Investment Strategies

Unigestion Steps Up Presence In Distressed Hedge Fund Sector - Report

Tom Burroughes Editor London 16 April 2009

Unigestion Steps Up Presence In Distressed Hedge Fund Sector - Report

Unigestion, the Swiss firm which is backed by HSBC, plans to start a fund to invest in hedge funds focusing on distressed debt as the deepest economic slowdown since World War II leads to rising defaults, Bloomberg reported.

The fund, which will start with $150 million, will invest in “specialised” credit hedge funds “to get the full return of strategies,” Bernard Sabrier, chairman of the Geneva-based asset manager that oversees about SFr10.5 billion ($9.2 billion), was quoted as saying. The fund is set to make a return of at least 20 per cent a year.

Hedge funds from Harbinger Capital Partners in
New York to 3 Degrees Asset Management in

Singapore are starting funds to buy troubled loans and bonds on the cheap. Companies worldwide will default on their debt at a peak rate of 14.6 per cent toward the end of this year, Moody’s Investors Service has said.
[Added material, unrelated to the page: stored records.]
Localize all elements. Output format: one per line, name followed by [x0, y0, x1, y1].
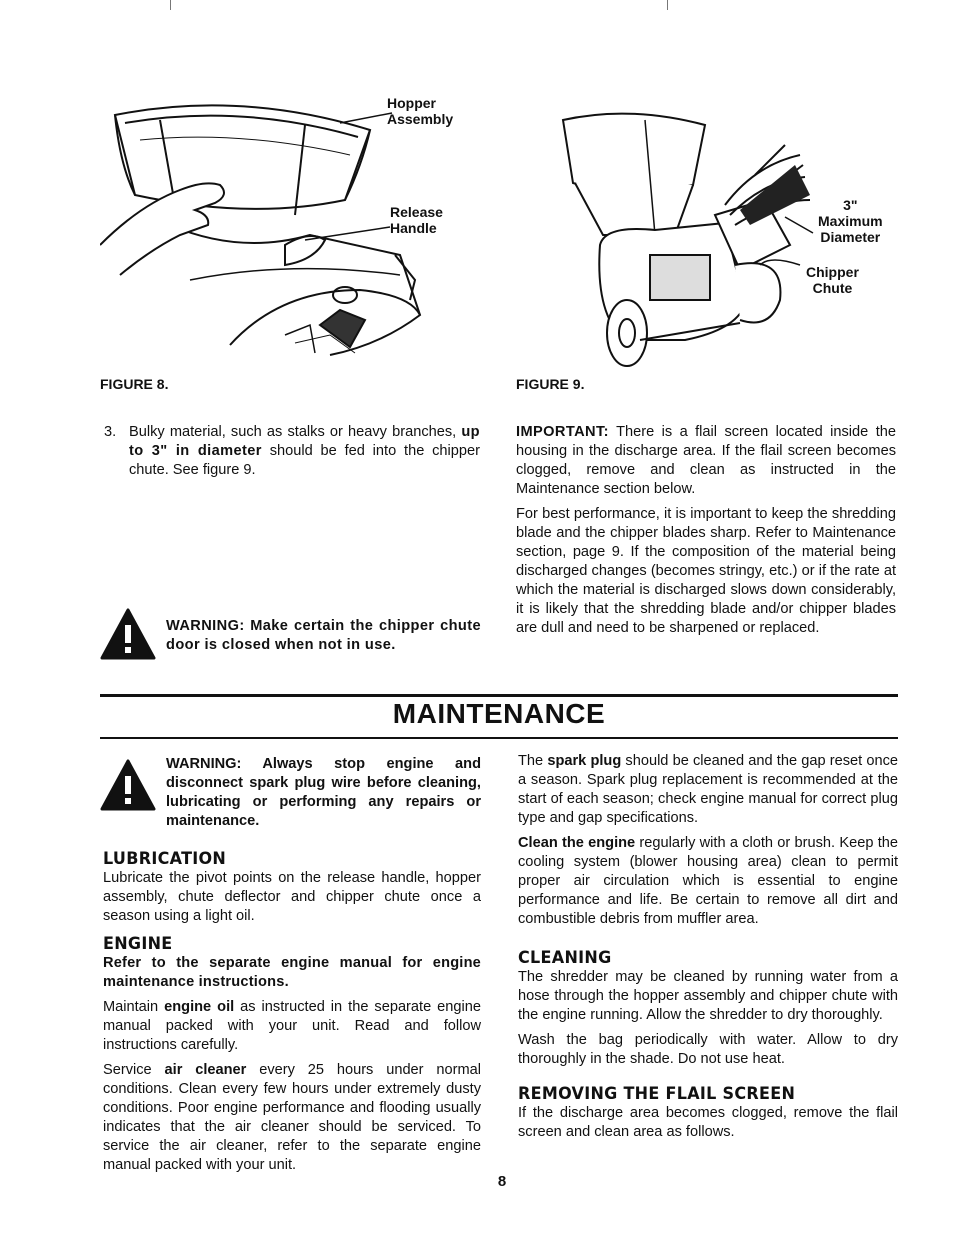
engine-oil-paragraph: Maintain engine oil as instructed in the separate engine manual packed with your unit. Read and follow instructions carefully. — [103, 999, 482, 1053]
hopper-assembly-callout: Hopper Assembly — [387, 95, 454, 127]
chipper-chute-illustration — [555, 105, 815, 370]
release-handle-callout: Release Handle — [390, 204, 443, 236]
spark-plug-paragraph: The spark plug should be cleaned and the gap reset once a season. Spark plug replacement is recommended at the start of each season; check engine manual for correct plug type and gap specifications. — [518, 753, 899, 826]
figure-8-caption: FIGURE 8. — [100, 376, 169, 392]
air-cleaner-paragraph: Service air cleaner every 25 hours under normal conditions. Clean every few hours under extremely dusty conditions. Poor engine performance and flooding usually indicates that the air cleaner should be serviced. To service the air cleaner, refer to the separate engine manual packed with your unit. — [103, 1062, 481, 1173]
cleaning-paragraph-2: Wash the bag periodically with water. Allow to dry thoroughly in the shade. Do not use heat. — [518, 1032, 898, 1067]
maintenance-top-rule — [100, 694, 898, 697]
max-diameter-callout: 3" Maximum Diameter — [818, 197, 883, 245]
page-number: 8 — [497, 1173, 507, 1190]
list-item-number: 3. — [104, 424, 117, 440]
crop-mark-left — [170, 0, 171, 10]
cleaning-paragraph-1: The shredder may be cleaned by running water from a hose through the hopper assembly and chipper chute with the engine running. Allow the shredder to dry thoroughly. — [518, 969, 898, 1023]
warning-icon — [100, 759, 156, 816]
best-performance-paragraph: For best performance, it is important to keep the shredding blade and the chipper blades sharp. Refer to Maintenance section, page 9. If the composition of the material being discharged changes (becomes stringy, etc.) or if the rate at which the material is discharged slows down considerably, it is likely that the shredding blade and/or chipper blades are dull and need to be sharpened or replaced. — [516, 506, 896, 636]
figure-9-illustration — [555, 105, 815, 370]
cleaning-heading: CLEANING — [518, 947, 612, 968]
upper-right-column — [516, 423, 896, 638]
maintenance-bottom-rule — [100, 737, 898, 739]
warning-icon — [100, 608, 156, 665]
lubrication-heading: LUBRICATION — [103, 848, 227, 869]
maintenance-title: MAINTENANCE — [392, 698, 606, 729]
flail-screen-heading: REMOVING THE FLAIL SCREEN — [518, 1083, 796, 1104]
flail-screen-text: If the discharge area becomes clogged, remove the flail screen and clean area as follows. — [518, 1105, 898, 1140]
maintenance-left-column — [103, 848, 481, 1175]
feeding-instruction-item — [104, 423, 480, 480]
chipper-chute-callout: Chipper Chute — [806, 264, 859, 296]
engine-heading: ENGINE — [103, 933, 173, 954]
important-note: IMPORTANT: There is a flail screen located inside the housing in the discharge area. If the flail screen becomes clogged, remove and clean as instructed in the Maintenance section below. — [516, 424, 896, 497]
clean-engine-paragraph: Clean the engine regularly with a cloth or brush. Keep the cooling system (blower housing area) clean to permit proper air circulation which is essential to engine performance and life. Be certain to remove all dirt and combustible debris from muffler area. — [518, 835, 898, 927]
engine-manual-note: Refer to the separate engine manual for engine maintenance instructions. — [103, 955, 481, 990]
lubrication-text: Lubricate the pivot points on the release handle, hopper assembly, chute deflector and chipper chute once a season using a light oil. — [103, 870, 481, 924]
maintenance-warning: WARNING: Always stop engine and disconnect spark plug wire before cleaning, lubricating or performing any repairs or maintenance. — [166, 756, 481, 829]
figure-9-caption: FIGURE 9. — [516, 376, 585, 392]
feeding-instruction-text: Bulky material, such as stalks or heavy branches, up to 3" in diameter should be fed into the chipper chute. See figure 9. — [129, 424, 480, 478]
crop-mark-right — [667, 0, 668, 10]
chipper-door-warning: WARNING: Make certain the chipper chute door is closed when not in use. — [166, 618, 481, 653]
maintenance-right-column — [518, 752, 898, 1142]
“The whole aim of this fund is to participate over a three- or four-year cycle through the evolution of the credit space,” Mr Sabrier said in an interview in

Singapore. “As the crisis moves on, you will have different types of players and strategies which will work in different times,” he said.

The first stage could include investing in hedge funds that bet on first-lien bank loans as the financial crisis fuels distressed selling, said Mr Sabrier.